Le cerveau humain est vraiment magnifique. Dû à l’existence de notre instinct de survie, ce dernier a développé un système de défense nous permettant d’enfouir dans un tiroir sous-clé de notre mémoire, les expériences trop douloureuses. Ainsi, les émotions alors trop intenses pour être tolérées par notre système à un certain moment de notre vie, disparaissent pour nous permettrent de continuer de vivre.
La période de la petite enfance est un champs de mines de traumatismes. Ce qui expliquerait sans doute le pourquoi peu de gens ont des souvenirs de cette période de leur vie.
Pour ma part, j’en ai conclus que jusqu’à lâge de 4 ans, ma vie fut remplie de traumatismes de toutes sortes car c’est à peine si le nombre de souvenirs que j’ai se compte sur les doigts d’une main.
Mon plus grand regret de cette constatation: ne pas me souvenir de mon grand-père maternel car ce dernier est décédé, suite à un malaise cardiaque, 1 semaine avant mon deuxième anniversaire. Il n’aura connu que moi et mon frère P qui avait alors 3 mois à son décès.
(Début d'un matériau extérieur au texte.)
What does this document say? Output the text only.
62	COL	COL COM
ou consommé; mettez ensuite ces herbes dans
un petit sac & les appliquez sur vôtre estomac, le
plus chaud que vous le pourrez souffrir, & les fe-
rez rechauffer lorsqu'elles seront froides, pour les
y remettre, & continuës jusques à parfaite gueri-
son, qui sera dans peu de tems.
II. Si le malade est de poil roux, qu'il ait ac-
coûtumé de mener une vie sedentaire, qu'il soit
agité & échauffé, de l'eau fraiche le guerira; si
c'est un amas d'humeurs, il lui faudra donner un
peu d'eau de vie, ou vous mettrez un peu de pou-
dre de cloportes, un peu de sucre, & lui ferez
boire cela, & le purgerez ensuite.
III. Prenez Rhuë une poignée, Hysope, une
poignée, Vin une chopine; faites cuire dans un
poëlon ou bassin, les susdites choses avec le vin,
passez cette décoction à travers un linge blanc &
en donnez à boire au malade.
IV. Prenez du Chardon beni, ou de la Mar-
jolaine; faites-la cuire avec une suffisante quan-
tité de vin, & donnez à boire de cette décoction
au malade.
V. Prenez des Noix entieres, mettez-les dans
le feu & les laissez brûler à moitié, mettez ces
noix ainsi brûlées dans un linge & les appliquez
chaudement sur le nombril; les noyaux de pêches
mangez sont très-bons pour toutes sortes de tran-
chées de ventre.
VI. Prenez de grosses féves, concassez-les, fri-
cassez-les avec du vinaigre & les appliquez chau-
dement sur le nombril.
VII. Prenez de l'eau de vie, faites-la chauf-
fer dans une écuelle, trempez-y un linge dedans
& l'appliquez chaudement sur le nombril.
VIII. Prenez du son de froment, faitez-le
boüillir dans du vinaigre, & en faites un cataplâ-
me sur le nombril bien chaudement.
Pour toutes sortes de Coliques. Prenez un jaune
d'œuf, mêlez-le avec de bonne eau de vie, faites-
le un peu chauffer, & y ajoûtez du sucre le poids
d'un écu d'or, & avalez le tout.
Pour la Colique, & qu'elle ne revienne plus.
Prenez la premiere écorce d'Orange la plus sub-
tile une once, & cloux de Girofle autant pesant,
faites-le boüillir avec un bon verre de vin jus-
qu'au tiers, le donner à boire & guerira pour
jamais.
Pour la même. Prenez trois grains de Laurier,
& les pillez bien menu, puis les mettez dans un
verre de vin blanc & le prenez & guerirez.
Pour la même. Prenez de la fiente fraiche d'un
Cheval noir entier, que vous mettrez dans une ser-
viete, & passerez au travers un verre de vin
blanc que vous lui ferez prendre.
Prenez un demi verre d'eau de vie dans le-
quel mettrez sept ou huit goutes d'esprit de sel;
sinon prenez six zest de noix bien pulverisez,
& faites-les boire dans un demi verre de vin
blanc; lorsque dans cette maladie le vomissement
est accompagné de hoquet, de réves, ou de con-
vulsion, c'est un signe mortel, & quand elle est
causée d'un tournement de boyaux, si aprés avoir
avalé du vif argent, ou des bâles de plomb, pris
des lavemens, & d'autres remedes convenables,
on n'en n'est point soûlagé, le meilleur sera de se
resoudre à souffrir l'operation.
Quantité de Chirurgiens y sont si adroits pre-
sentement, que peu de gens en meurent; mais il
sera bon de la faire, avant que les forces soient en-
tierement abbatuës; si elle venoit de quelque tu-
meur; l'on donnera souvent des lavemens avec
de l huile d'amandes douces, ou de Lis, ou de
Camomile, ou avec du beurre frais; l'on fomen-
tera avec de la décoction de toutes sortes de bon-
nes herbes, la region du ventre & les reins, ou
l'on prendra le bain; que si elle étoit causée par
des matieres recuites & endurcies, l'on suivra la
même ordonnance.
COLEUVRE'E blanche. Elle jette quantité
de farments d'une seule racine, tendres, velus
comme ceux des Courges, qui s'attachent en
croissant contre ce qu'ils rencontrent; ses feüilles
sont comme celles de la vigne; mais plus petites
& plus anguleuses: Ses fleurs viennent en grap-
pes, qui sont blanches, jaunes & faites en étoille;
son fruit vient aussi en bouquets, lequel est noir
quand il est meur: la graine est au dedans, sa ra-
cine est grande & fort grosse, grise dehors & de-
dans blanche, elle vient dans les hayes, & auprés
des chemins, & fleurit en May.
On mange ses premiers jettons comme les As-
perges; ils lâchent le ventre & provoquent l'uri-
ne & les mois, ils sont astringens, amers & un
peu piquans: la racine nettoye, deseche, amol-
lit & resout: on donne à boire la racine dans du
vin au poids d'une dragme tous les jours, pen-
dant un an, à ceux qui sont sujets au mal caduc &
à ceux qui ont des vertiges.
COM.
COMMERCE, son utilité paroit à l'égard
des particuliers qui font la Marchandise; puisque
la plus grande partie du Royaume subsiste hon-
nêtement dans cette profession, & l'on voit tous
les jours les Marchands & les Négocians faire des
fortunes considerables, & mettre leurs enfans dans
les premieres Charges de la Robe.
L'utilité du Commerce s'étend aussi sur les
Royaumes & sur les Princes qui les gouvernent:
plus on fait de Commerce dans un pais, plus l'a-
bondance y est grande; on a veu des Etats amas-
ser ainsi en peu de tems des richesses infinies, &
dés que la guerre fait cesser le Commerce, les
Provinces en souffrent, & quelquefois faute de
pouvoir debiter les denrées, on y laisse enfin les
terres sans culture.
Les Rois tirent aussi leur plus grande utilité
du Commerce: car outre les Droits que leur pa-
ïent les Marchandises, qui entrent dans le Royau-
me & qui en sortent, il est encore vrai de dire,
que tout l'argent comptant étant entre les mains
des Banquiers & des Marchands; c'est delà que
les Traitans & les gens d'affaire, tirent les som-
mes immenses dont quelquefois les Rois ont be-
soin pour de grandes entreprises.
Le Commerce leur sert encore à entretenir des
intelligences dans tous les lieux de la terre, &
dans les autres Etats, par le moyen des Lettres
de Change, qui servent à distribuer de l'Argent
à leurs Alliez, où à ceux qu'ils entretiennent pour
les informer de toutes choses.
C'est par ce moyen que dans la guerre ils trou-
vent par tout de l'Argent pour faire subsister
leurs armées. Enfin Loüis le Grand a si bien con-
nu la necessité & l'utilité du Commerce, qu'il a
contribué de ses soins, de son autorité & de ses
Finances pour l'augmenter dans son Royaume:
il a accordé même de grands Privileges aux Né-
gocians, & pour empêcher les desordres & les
D’ailleurs, il paraîtrait que j’étais TOUT pour cet homme. Le première petite fille de la famille, ce n’était pas des farces. Apparamment qu’il aurait cessé de fumer du jour au lendemain (cela faisait 30 ans qu’il fumait) lorsqu’il se serait aperçu que mon autre grand-père m’avait légèrement accroché le bras avec une cigarette. C’est peut dire.
Aujourd’hui, il vit dans ma mémoire que par les souvenirs racontés par ma mère et ma grand-mère et par les 2-3 photos que j’ai de lui me tennant dans ses bras.
Recevoir autant d’amour et ne pas s’en rappeler, je trouve cela tellement dommage!